Or, cette connaissance de soi trompeuse a été rendue possible par le fait de n’avoir pas été encadrée, conduite et surtout subordonnée par un principe fondamental qui tout le long du texte apparaît de manière non explicite, et qui est le souci de soi. Cette notion est essentielle dans le stoïcisme qui est l’une des principales philosophies de la période hellénistique, période qui s’achève à la naissance d’Ovide. De plus, les historiens ont pu démontrer qu’Ovide s’inspirait des idées du philosophe Stoïcien Posidonios D’Apamée (135-51 avant J.C.). 

Michel Foucault définit ainsi les modalités du souci de soi, « S’occuper de soi-même sera s’occuper de soi en tant que l’on est « sujet », d’un certain nombre de choses : sujet d’action instrumentale, sujet de relations avec autrui, sujet de comportements et d’attitude en général, sujet aussi de rapport à soi-même ». Et l’on voit bien que Narcisse est le parfait opposé de ces pratiques. Ces pratiques du souci de soi remontent d’ailleurs à des temps plus anciens, puisque déjà chez les pythagoriciens, des pratiques similaires ont pour but de préparer les hommes à la vérité, comme pratiquer l’examen de conscience avant le sommeil. 

Toutes ces recommandations ne peuvent pas se passer de la présence d’un maître qui sera en mesure de les enseigner et de les faire appliquer. Mais Narcisse a-t-il reçu l’enseignement d’un maître ? Il me semble que non, et c’est je crois d’ailleurs la raison pour la laquelle Liriope questionne le devin sur le devenir de son fils. Car si Liriope avait eu le projet de confier son fils à un maître, elle n’aurait pas eu les mêmes interrogations concernant l‘épanouissement de son avenir. Le doute même qui assaille Liriope concernant le devenir de Narcisse indique qu’elle sait que son fils grandira seul sans la présence d’un maître.
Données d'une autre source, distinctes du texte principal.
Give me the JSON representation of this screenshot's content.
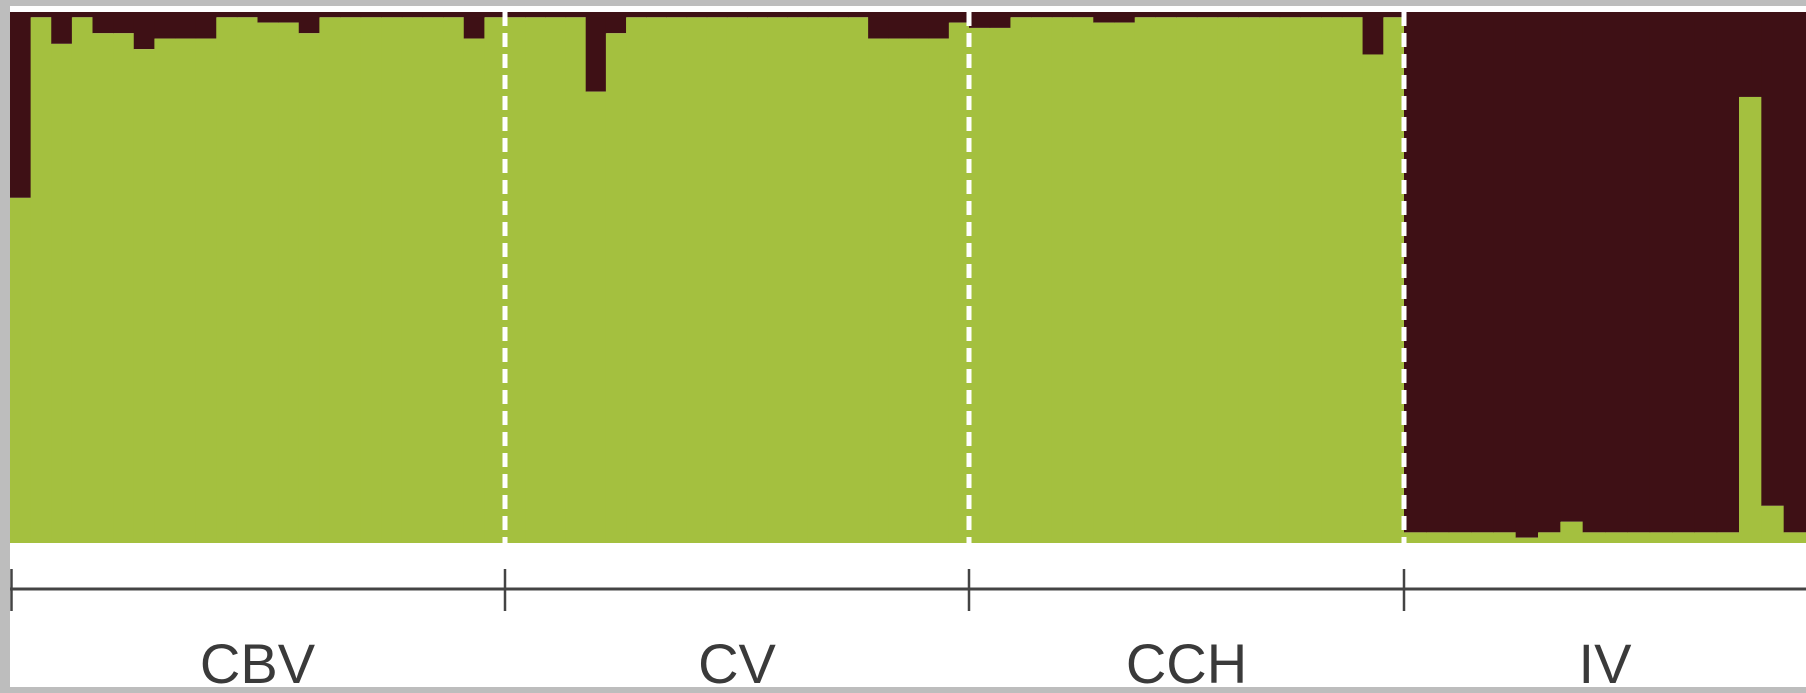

Ainsi la question sous-entendue est : « connaîtra-t-il une vieillesse épanouie s’il se construit tout seul, sans la présence d’un maître ? ». 

Michel Foucault définit ainsi le maître : « Le maître est celui qui se soucie du souci que le sujet a de lui-même, il est donc le principe et le modèle du souci que le garçon doit avoir de lui-même en tant que sujet ». Or la question du maître est une question centrale dans la philosophie stoïcienne et épicurienne, car le maître est justement la figure qui permet le souci de soi chez le garçon. Epicure écrit : « Notre affection doit élire un homme bon et le tenir toujours sous nos yeux afin que nous vivions comme s’il nous regardait et que nous agissions en toute chose comme s’il nous voyait ». 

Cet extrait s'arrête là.